As Simon Sinek put it clearly:
“Leadership is not about being in charge. It’s about taking care of those in your charge.”
This is where the disconnect begins. When leadership is treated like a reward or entitlement, we focus more on roles than relationships. But people don’t follow job titles—they follow trust, vision, and example. And those can only be built from the inside out.
What Leadership Really Is
Leadership is not a skill you put on once you get the title. It’s a practice. A way of being. A daily decision to take responsibility—not just for outcomes, but for how you contribute to the world around you.
It is visible in the small moments:
- It’s how you listen when you are rushed
- How you handle conflict when emotions are high
- How you show up when things are uncertain
- How you treat people who can do nothing for you.
It’s doing the right thing when it’s hard. Giving credit when it’s due. Taking the blame when it isn’t easy. These small, consistent acts shape the culture around us—and more importantly, they shape who we become.
Everyone Is a Leader
If we stop equating leadership with authority, we unlock something powerful: everyone has the potential to lead.
A parent guiding their child through a hard moment. A colleague mentoring a newcomer. A student who speaks up for fairness. These are all acts of leadership. Not because someone gave permission—but because someone chose to step forward.
“Leadership is not about a title or a designation. It’s about impact, influence, and inspiration.” — Robin Sharma.
You don’t need a corner office to have impact. You don’t need a team to influence others. You don’t need a badge to inspire. Leadership is available to anyone willing to take responsibility and act from values, not ego.
Why Real Leadership Is Rare
If leadership is so accessible, why don’t more people practice it?
Because it’s uncomfortable.
It requires self-awareness. It asks us to change habits, challenge assumptions, and lead ourselves first. It forces us to examine what we value—and whether we’re living up to it. And that’s hard. It’s far easier to blame others, point to external problems, or stay in familiar patterns.
Science backs this up. Recent studies from 2024 and 2025 confirm that self-awareness isn’t just a “soft skill”—it is a performance driver. Research published in Cogent Business & Management and Management Review Quarterly shows that leaders who practice self-regulation and mindfulness actively build higher trust and productivity in their teams. Conversely, a lack of self-awareness is directly correlated with lower employee motivation. It is not just about feeling good; it is about functioning well.

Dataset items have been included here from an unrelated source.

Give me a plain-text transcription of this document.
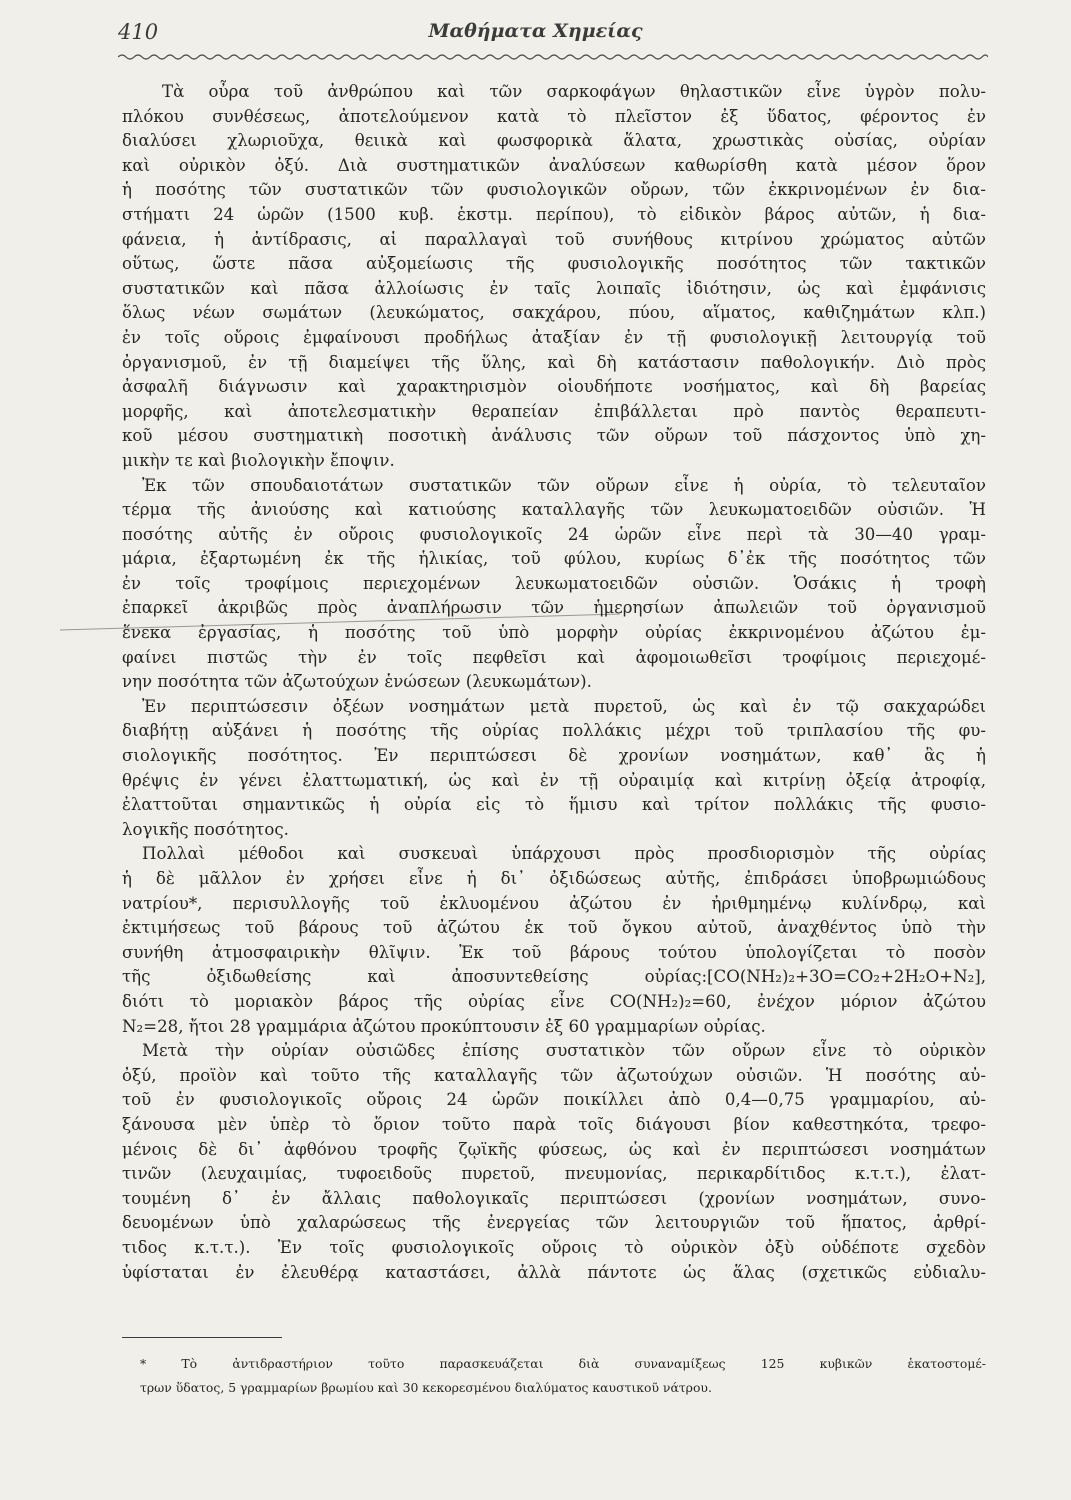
410	Μαθήματα Χημείας
Τὰ οὖρα τοῦ ἀνθρώπου καὶ τῶν σαρκοφάγων θηλαστικῶν εἶνε ὑγρὸν πολυ-
πλόκου συνθέσεως, ἀποτελούμενον κατὰ τὸ πλεῖστον ἐξ ὕδατος, φέροντος ἐν
διαλύσει χλωριοῦχα, θειικὰ καὶ φωσφορικὰ ἅλατα, χρωστικὰς οὐσίας, οὐρίαν
καὶ οὐρικὸν ὀξύ. Διὰ συστηματικῶν ἀναλύσεων καθωρίσθη κατὰ μέσον ὅρον
ἡ ποσότης τῶν συστατικῶν τῶν φυσιολογικῶν οὔρων, τῶν ἐκκρινομένων ἐν δια-
στήματι 24 ὡρῶν (1500 κυβ. ἑκστμ. περίπου), τὸ εἰδικὸν βάρος αὐτῶν, ἡ δια-
φάνεια, ἡ ἀντίδρασις, αἱ παραλλαγαὶ τοῦ συνήθους κιτρίνου χρώματος αὐτῶν
οὕτως, ὥστε πᾶσα αὐξομείωσις τῆς φυσιολογικῆς ποσότητος τῶν τακτικῶν
συστατικῶν καὶ πᾶσα ἀλλοίωσις ἐν ταῖς λοιπαῖς ἰδιότησιν, ὡς καὶ ἐμφάνισις
ὅλως νέων σωμάτων (λευκώματος, σακχάρου, πύου, αἵματος, καθιζημάτων κλπ.)
ἐν τοῖς οὔροις ἐμφαίνουσι προδήλως ἀταξίαν ἐν τῇ φυσιολογικῇ λειτουργίᾳ τοῦ
ὀργανισμοῦ, ἐν τῇ διαμείψει τῆς ὕλης, καὶ δὴ κατάστασιν παθολογικήν. Διὸ πρὸς
ἀσφαλῆ διάγνωσιν καὶ χαρακτηρισμὸν οἱουδήποτε νοσήματος, καὶ δὴ βαρείας
μορφῆς, καὶ ἀποτελεσματικὴν θεραπείαν ἐπιβάλλεται πρὸ παντὸς θεραπευτι-
κοῦ μέσου συστηματικὴ ποσοτικὴ ἀνάλυσις τῶν οὔρων τοῦ πάσχοντος ὑπὸ χη-
μικὴν τε καὶ βιολογικὴν ἔποψιν.
Ἐκ τῶν σπουδαιοτάτων συστατικῶν τῶν οὔρων εἶνε ἡ οὐρία, τὸ τελευταῖον
τέρμα τῆς ἀνιούσης καὶ κατιούσης καταλλαγῆς τῶν λευκωματοειδῶν οὐσιῶν. Ἡ
ποσότης αὐτῆς ἐν οὔροις φυσιολογικοῖς 24 ὡρῶν εἶνε περὶ τὰ 30—40 γραμ-
μάρια, ἐξαρτωμένη ἐκ τῆς ἡλικίας, τοῦ φύλου, κυρίως δ᾽ἐκ τῆς ποσότητος τῶν
ἐν τοῖς τροφίμοις περιεχομένων λευκωματοειδῶν οὐσιῶν. Ὁσάκις ἡ τροφὴ
ἐπαρκεῖ ἀκριβῶς πρὸς ἀναπλήρωσιν τῶν ἡμερησίων ἀπωλειῶν τοῦ ὀργανισμοῦ
ἕνεκα ἐργασίας, ἡ ποσότης τοῦ ὑπὸ μορφὴν οὐρίας ἐκκρινομένου ἀζώτου ἐμ-
φαίνει πιστῶς τὴν ἐν τοῖς πεφθεῖσι καὶ ἀφομοιωθεῖσι τροφίμοις περιεχομέ-
νην ποσότητα τῶν ἀζωτούχων ἑνώσεων (λευκωμάτων).
Ἐν περιπτώσεσιν ὀξέων νοσημάτων μετὰ πυρετοῦ, ὡς καὶ ἐν τῷ σακχαρώδει
διαβήτῃ αὐξάνει ἡ ποσότης τῆς οὐρίας πολλάκις μέχρι τοῦ τριπλασίου τῆς φυ-
σιολογικῆς ποσότητος. Ἐν περιπτώσεσι δὲ χρονίων νοσημάτων, καθ᾽ ἃς ἡ
θρέψις ἐν γένει ἐλαττωματική, ὡς καὶ ἐν τῇ οὐραιμίᾳ καὶ κιτρίνῃ ὀξείᾳ ἀτροφίᾳ,
ἐλαττοῦται σημαντικῶς ἡ οὐρία εἰς τὸ ἥμισυ καὶ τρίτον πολλάκις τῆς φυσιο-
λογικῆς ποσότητος.
Πολλαὶ μέθοδοι καὶ συσκευαὶ ὑπάρχουσι πρὸς προσδιορισμὸν τῆς οὐρίας
ἡ δὲ μᾶλλον ἐν χρήσει εἶνε ἡ δι᾽ ὀξιδώσεως αὐτῆς, ἐπιδράσει ὑποβρωμιώδους
νατρίου*, περισυλλογῆς τοῦ ἐκλυομένου ἀζώτου ἐν ἠριθμημένῳ κυλίνδρῳ, καὶ
ἐκτιμήσεως τοῦ βάρους τοῦ ἀζώτου ἐκ τοῦ ὄγκου αὐτοῦ, ἀναχθέντος ὑπὸ τὴν
συνήθη ἀτμοσφαιρικὴν θλῖψιν. Ἐκ τοῦ βάρους τούτου ὑπολογίζεται τὸ ποσὸν
τῆς ὀξιδωθείσης καὶ ἀποσυντεθείσης οὐρίας:[CO(NH₂)₂+3O=CO₂+2H₂O+N₂],
διότι τὸ μοριακὸν βάρος τῆς οὐρίας εἶνε CO(NH₂)₂=60, ἐνέχον μόριον ἀζώτου
N₂=28, ἤτοι 28 γραμμάρια ἀζώτου προκύπτουσιν ἐξ 60 γραμμαρίων οὐρίας.
Μετὰ τὴν οὐρίαν οὐσιῶδες ἐπίσης συστατικὸν τῶν οὔρων εἶνε τὸ οὐρικὸν
ὀξύ, προϊὸν καὶ τοῦτο τῆς καταλλαγῆς τῶν ἀζωτούχων οὐσιῶν. Ἡ ποσότης αὐ-
τοῦ ἐν φυσιολογικοῖς οὔροις 24 ὡρῶν ποικίλλει ἀπὸ 0,4—0,75 γραμμαρίου, αὐ-
ξάνουσα μὲν ὑπὲρ τὸ ὅριον τοῦτο παρὰ τοῖς διάγουσι βίον καθεστηκότα, τρεφο-
μένοις δὲ δι᾽ ἀφθόνου τροφῆς ζῳϊκῆς φύσεως, ὡς καὶ ἐν περιπτώσεσι νοσημάτων
τινῶν (λευχαιμίας, τυφοειδοῦς πυρετοῦ, πνευμονίας, περικαρδίτιδος κ.τ.τ.), ἐλατ-
τουμένη δ᾽ ἐν ἄλλαις παθολογικαῖς περιπτώσεσι (χρονίων νοσημάτων, συνο-
δευομένων ὑπὸ χαλαρώσεως τῆς ἐνεργείας τῶν λειτουργιῶν τοῦ ἥπατος, ἀρθρί-
τιδος κ.τ.τ.). Ἐν τοῖς φυσιολογικοῖς οὔροις τὸ οὐρικὸν ὀξὺ οὐδέποτε σχεδὸν
ὑφίσταται ἐν ἐλευθέρᾳ καταστάσει, ἀλλὰ πάντοτε ὡς ἅλας (σχετικῶς εὐδιαλυ-
* Τὸ ἀντιδραστήριον τοῦτο παρασκευάζεται διὰ συναναμίξεως 125 κυβικῶν ἑκατοστομέ-
τρων ὕδατος, 5 γραμμαρίων βρωμίου καὶ 30 κεκορεσμένου διαλύματος καυστικοῦ νάτρου.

This echoes Warren Bennis’s timeless insight:
“Becoming a leader is synonymous with becoming yourself. It is precisely that simple, and it is also that difficult.”
Leading Your Life
When we strip leadership of its labels and view it as a way of being, something shifts: it becomes a deeply personal journey. It’s no longer about running a team or company. It’s about how you lead your own life—with clarity, with courage, and with integrity.
Brené Brown describes a leader as “anyone who takes responsibility for finding the potential in people and processes and has the courage to develop that potential.” That includes your own.
So start with you.
Don’t wait for the right job title, the right manager, or the right system. Start where you are. Lead how you can. Let your values drive your decisions. Let your actions build trust. Let your presence make others feel seen.
Leadership is not something we talk our way into. It’s something we live our way into.
And when more of us start living that way, leadership won’t feel so rare anymore.
Coach’s Corner: 3 Questions to Reflect On
Reading about leadership is the easy part. The work begins when you close the tab and face your day. Before you go, ask yourself these three questions:
- The Mirror Test: If everyone on my team behaved exactly the way I did today—handling stress, communication, and deadlines the same way—would our culture improve or decline?
- The Waiting Game: Where am I currently waiting for permission, a title, or a “better time” to lead, when I could simply step forward right now?
- The Human Connection: Who is one person I need to truly listen to tomorrow—without trying to fix them, direct them, or judge them?